When it comes to the illustrious history of lighthouses in Ireland, one name stands out – George Halpin.
In 1800, George was Inspector of Works in the Corporation for Preserving and Improving the Port of Dublin (usually called the Ballast Board). He was responsible for supervising the construction of new docks, bridges and other projects for Dublin Port. When the Ballast Board became responsible for lighthouses in 1810, George was appointed Inspector of Lighthouses as well as Inspector of Works.
At that time there were only 14 lighthouses around the coast of Ireland. By the time the Ballast Board handed over responsibility for lighthouses to the Commissioners of Irish Lights in 1867 that number soared to 72 lighthouses. A builder by trade, with no formal engineering qualifications, George designed and supervised the construction of over 50 lighthouses around the coast of Ireland in almost as many (44) years. He also oversaw the modernisation of those original 14 lighthouses.
Hand of Halpin
Many of the great lighthouses of Ireland were designed by George including St. John’s Point in County Down with its dizzyingly tall tower, Rathlin West Light, the upside down lighthouse cut into the cliff face in Northern Ireland’s Rathlin Island, the centuries old fort turned lighthouse in Valentia Island and Fanad Head (both along the Wild Atlantic Way), voted one of the most beautiful lighthouses in the world.

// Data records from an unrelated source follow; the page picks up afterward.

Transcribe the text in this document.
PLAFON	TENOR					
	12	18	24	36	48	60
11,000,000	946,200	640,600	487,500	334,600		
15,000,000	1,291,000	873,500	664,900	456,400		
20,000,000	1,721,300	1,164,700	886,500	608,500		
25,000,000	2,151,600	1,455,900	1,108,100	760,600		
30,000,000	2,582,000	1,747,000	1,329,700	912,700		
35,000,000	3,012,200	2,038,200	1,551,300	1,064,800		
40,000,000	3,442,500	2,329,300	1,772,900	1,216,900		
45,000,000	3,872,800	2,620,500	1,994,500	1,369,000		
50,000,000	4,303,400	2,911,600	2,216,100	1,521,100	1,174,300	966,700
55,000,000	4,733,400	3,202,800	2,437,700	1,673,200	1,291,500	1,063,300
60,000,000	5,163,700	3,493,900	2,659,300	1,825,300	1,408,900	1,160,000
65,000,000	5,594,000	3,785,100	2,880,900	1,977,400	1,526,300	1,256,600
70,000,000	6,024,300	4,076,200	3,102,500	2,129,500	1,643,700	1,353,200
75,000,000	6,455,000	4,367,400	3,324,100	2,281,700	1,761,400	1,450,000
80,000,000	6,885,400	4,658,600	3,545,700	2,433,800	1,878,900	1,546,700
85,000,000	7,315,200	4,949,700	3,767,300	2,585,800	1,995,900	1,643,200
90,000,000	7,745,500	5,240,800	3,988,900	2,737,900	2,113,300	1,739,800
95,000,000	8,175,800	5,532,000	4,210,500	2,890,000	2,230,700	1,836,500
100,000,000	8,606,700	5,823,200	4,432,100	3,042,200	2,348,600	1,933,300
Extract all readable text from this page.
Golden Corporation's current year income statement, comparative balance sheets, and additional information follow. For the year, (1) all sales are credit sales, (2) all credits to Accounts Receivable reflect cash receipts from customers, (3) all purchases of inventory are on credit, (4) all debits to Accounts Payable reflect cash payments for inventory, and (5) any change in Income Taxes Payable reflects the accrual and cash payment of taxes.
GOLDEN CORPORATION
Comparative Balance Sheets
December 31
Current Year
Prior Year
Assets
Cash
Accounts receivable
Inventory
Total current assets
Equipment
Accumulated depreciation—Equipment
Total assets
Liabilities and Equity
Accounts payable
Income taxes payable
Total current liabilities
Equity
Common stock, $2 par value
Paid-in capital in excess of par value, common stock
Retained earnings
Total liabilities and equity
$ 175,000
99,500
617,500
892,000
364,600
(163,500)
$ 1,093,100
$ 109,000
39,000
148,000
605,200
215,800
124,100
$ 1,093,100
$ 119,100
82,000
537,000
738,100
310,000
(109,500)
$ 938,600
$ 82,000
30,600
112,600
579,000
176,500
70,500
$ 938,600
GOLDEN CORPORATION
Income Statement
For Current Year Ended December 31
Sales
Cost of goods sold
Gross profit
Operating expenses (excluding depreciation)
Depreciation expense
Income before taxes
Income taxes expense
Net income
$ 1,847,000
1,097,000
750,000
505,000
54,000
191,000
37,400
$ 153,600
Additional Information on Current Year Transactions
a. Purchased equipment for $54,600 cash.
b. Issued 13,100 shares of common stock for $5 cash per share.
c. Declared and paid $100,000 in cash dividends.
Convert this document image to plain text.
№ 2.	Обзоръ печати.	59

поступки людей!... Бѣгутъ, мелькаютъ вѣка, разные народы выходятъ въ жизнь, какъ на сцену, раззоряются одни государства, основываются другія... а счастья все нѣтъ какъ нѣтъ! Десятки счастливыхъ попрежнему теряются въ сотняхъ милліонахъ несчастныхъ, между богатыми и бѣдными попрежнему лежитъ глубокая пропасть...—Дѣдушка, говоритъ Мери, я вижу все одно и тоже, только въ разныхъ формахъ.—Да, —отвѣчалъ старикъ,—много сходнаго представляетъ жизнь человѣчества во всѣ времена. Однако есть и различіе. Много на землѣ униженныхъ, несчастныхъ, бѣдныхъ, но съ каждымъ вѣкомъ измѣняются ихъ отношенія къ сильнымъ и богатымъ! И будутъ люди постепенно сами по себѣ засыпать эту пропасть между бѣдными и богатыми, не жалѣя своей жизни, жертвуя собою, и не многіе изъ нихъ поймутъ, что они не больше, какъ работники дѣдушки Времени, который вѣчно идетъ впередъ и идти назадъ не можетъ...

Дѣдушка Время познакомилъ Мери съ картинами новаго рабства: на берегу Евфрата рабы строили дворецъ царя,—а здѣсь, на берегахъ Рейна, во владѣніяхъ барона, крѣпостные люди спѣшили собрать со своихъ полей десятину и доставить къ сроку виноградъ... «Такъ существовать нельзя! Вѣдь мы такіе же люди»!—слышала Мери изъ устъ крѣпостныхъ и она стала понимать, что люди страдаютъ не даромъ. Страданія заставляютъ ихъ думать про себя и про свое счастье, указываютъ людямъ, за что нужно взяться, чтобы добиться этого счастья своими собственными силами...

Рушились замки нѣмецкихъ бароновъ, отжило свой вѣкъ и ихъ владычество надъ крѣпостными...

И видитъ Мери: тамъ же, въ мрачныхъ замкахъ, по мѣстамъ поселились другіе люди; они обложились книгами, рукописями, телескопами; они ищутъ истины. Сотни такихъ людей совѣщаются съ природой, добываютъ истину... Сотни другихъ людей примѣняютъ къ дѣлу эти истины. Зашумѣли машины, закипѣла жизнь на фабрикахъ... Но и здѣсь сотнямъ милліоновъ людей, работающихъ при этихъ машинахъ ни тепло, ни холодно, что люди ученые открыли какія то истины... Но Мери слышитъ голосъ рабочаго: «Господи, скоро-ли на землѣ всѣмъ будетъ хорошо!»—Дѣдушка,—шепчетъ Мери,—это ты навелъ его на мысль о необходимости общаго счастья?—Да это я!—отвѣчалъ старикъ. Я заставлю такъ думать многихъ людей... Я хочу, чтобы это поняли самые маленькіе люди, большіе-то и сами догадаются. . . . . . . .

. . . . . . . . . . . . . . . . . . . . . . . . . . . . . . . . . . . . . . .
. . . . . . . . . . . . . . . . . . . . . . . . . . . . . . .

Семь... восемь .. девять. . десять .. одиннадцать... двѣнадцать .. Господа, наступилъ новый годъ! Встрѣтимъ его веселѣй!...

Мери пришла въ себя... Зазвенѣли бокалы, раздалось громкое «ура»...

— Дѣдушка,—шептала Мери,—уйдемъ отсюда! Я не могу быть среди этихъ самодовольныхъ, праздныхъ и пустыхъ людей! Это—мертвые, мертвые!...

A visit to one of these lighthouses quickly reveals what a remarkable feat of engineering and construction it is. You’ll see for yourself the superior workmanship and immaculate attention to detail showcased in the lantern rooms’ brasses and mosaics. From Ballycotton’s island perch to Hook’s monastic history, Wicklow Head’s astonishing 109 steps and Loop Head’s edge of the world atmosphere, discover more about each of these characterful lighthouses here.
George Halpin died suddenly in July 1854 at the age of 75, while carrying out an inspection of a lighthouse. A man of exceptional ability, he set the highest standards and, like so many men before and after him, he dedicated his life to fulfilling the remit of the Commissioners of Irish Lights: safety at sea.